This plot is probably easiest in ggplot2, which supports it pretty seamlessly. Even with all the extra fiddling to attempt to exactly match the published plot, the code is pretty short.


In [8]:
library(ggplot2)

# this part is probably overkill..
# ggplot2 uses only the necessary decimal points on axis labels,
# but the target plot has 2 decimal places, so if we want to exactly match that
# we need a formatting function
fmt = function(x) { format(x, nsmall=2) }

# start the plot, identify the data and variables
plt = ggplot(dset2, aes(x=otaxon, y=aet)) +
        # split each x group out by tooth, with extra spacing (width), and no outliers
        geom_boxplot(aes(fill=tooth), width=0.5, outlier.shape=NA) +
        # manually set the colors to use and legend labels
        scale_fill_manual(values=barcols,
                          labels=keynames) + 
        # configure the y axis with
        #  - custom title
        #  - set the limits
        #  - and use the formatter created above to ensure 2 decimal places on tick labels
        scale_y_continuous(name="Average Enamel Thickness (mm)",
                           limits=c(0,3),
                           labels=fmt) +
        # add the group names directly below each set of box-and-whiskers
        annotate("text", x=xloc, y=yloc, label=groups, fontface=fontformat) +
        # change to simple theme (theme_bw = theme black & white)
        theme_bw() +
        # make more appearance changes
              # get rid of the grid
        theme(panel.grid=element_blank(),
              # change the size and add some spacing to the right of the y axis title
              axis.title.y=element_text(size=14, margin=margin(0,15,0,0)),
              # change the size of the y axis tick labels
              axis.text.y=element_text(size=12),
              # get rid of the x axis ticks
              axis.ticks.x=element_blank(),
              # get rid of the x axis tick labels
              axis.text.x=element_blank(),
              # get rid of the x axis title
              axis.title.x=element_blank(),
              # put the legend inside the plot area
              legend.position=c(0.8,0.9),
              # get rid of the legend title
              legend.title=element_blank(),
              # get rid of the boxes around the legend elements
              legend.key=element_blank())
            
plt


lattice

lattice also supports this kind of plot pretty seamlessly, but the way that it allows it is a little hard to wrap one's mind around.

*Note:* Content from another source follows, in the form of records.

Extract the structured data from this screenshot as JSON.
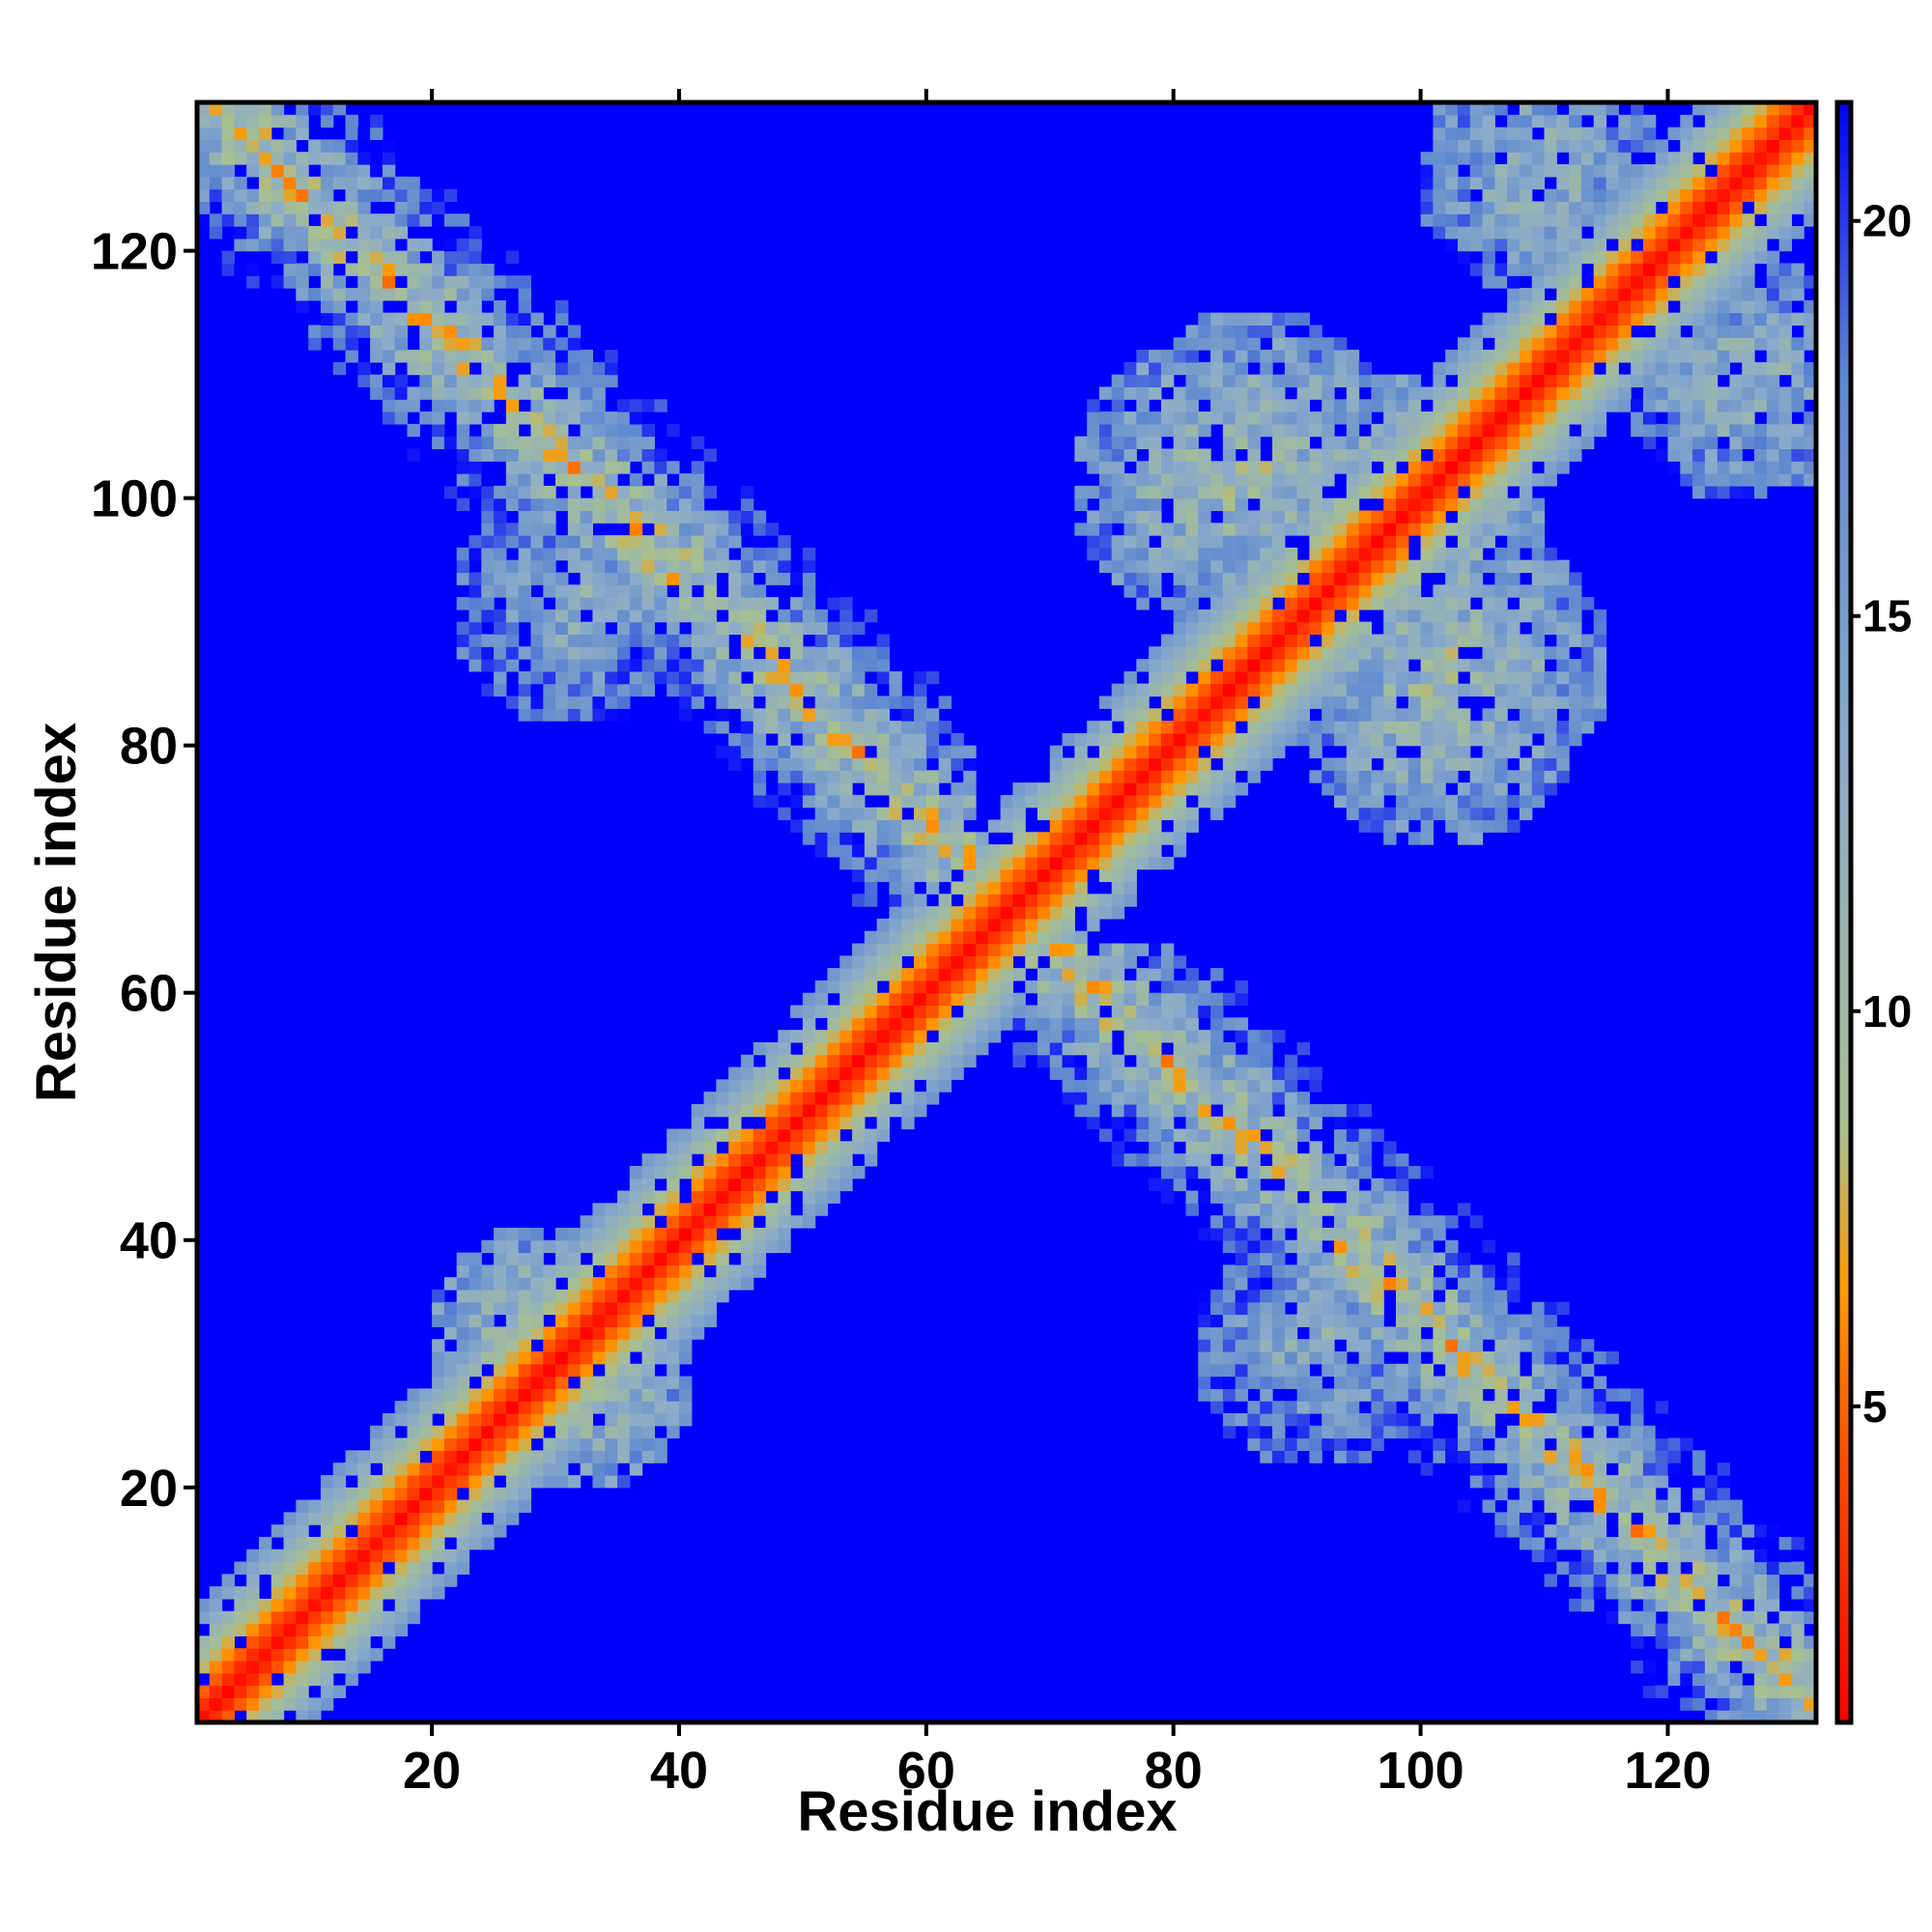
{
  "chart_data": {
    "type": "heatmap",
    "title": "",
    "xlabel": "Residue index",
    "ylabel": "Residue index",
    "xlim": [
      1,
      131
    ],
    "ylim": [
      1,
      131
    ],
    "x_ticks": [
      20,
      40,
      60,
      80,
      100,
      120
    ],
    "y_ticks": [
      20,
      40,
      60,
      80,
      100,
      120
    ],
    "grid": false,
    "legend": "colorbar-right",
    "colorbar": {
      "range": [
        1,
        21.5
      ],
      "ticks": [
        5,
        10,
        15,
        20
      ],
      "color_stops": [
        {
          "value": 1,
          "color": "#ff0000"
        },
        {
          "value": 4.5,
          "color": "#ff5500"
        },
        {
          "value": 6.5,
          "color": "#ff9900"
        },
        {
          "value": 8.5,
          "color": "#a8c090"
        },
        {
          "value": 13,
          "color": "#8cacc8"
        },
        {
          "value": 18,
          "color": "#5e88d0"
        },
        {
          "value": 21.5,
          "color": "#0000ff"
        }
      ]
    },
    "matrix_description": "Symmetric residue-residue distance map (131 x 131). Short distances (red/orange) along the main diagonal; anti-diagonal bands of close contacts spanning roughly residues 1-60 vs 70-131 and 25-35 vs 25-35 and 85-120 vs 85-120 clusters; distant pairs saturate at blue.",
    "features": [
      {
        "kind": "diagonal",
        "width_residues": 7
      },
      {
        "kind": "contact_band",
        "i_range": [
          2,
          60
        ],
        "j_range": [
          131,
          63
        ],
        "min_value": 5
      },
      {
        "kind": "contact_cluster",
        "center": [
          30,
          28
        ],
        "radius": 10,
        "min_value": 6
      },
      {
        "kind": "contact_cluster",
        "center": [
          95,
          95
        ],
        "radius": 14,
        "min_value": 6
      },
      {
        "kind": "contact_cluster",
        "center": [
          100,
          82
        ],
        "radius": 12,
        "min_value": 7
      },
      {
        "kind": "contact_cluster",
        "center": [
          85,
          102
        ],
        "radius": 12,
        "min_value": 7
      },
      {
        "kind": "contact_cluster",
        "center": [
          30,
          90
        ],
        "radius": 10,
        "min_value": 9
      },
      {
        "kind": "contact_cluster",
        "center": [
          108,
          125
        ],
        "radius": 10,
        "min_value": 8
      }
    ],
    "n_residues": 131
  }
}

Basically, what lattice would generally like to do for this situation is do a series of smaller panels for each taxon or each tooth, but it is possible to tell it to instead layer those separate panels on top of each other (superpose).


In [9]:
library(lattice)

# specify the information for the key
key = list(points = list(
             pch = 22,                  # square with separate border and fill colors
             cex = 1.5,                 # make it a bit bigger than default
             col = "black",             # square border color
             fill=barcols),             # square fill color
           text = list(text=keynames,   # legend labels
                       cex=0.8),        # make them a bit smaller than default
           corner=c(0.9,0.95),          # put the key in the upper right corner
           padding=2)                   # add a little extra space between entries

# start plotting, separating out aet values by taxon from the data
bwplot(aet~otaxon, data=dset2, 
       # break down each taxon by tooth
       groups=tooth,
       # set the y axis label
       ylab=list(label="Average Enamel Thickness (mm)"),
       # set the y axis limits
       ylim=c(0,3),
       # don't show the outliers
       do.out=F,
       # use a line for the median marker in the bar rather than a point
       pch="|",
       # make each bar 1/5 the default width
       #  - this is necessary to fit 3 bars and some intergroup spacing into 
       #    the space where one bar would normally fit
       box.width=1/5,
       # do some customization of the plotting area
       panel = function(x,y,...) {
           # superpose indicates that we want to plot the different groups in the
           #   same panel, rather than splitting them across panels
           # also set the fill for the different groups (teeth)
           panel.superpose(x,y,fill=barcols,...)
           # then, for each taxon
           for (i in 1:ngroups) {
               # add the group name below where the bars for that group will be
               panel.text(xloc[i]-0.1, yloc[i], groups[i], cex=0.8, font=fontstyle[i])
           }
       },
       # customize the plotting of each tooth group
       panel.groups = function(x, y,..., group.number) { 
         # boxplots for each tooth, with the x values offset a bit so they don't overlap
         panel.bwplot(x + (group.number-2.5)/5, y, ...) 
       },
       # change the appearance of the box-and-whiskers to have
       # - black outlines on the box
       # - black, solid line whiskers
       par.settings = list(box.rectangle=list(col="black"),
                           box.umbrella=list(col="black", lty=1)),
       # don't draw x axis ticks, labels, or title
       scales = list(x=list(draw=FALSE)),
       # add the previously specified key
       key = key
)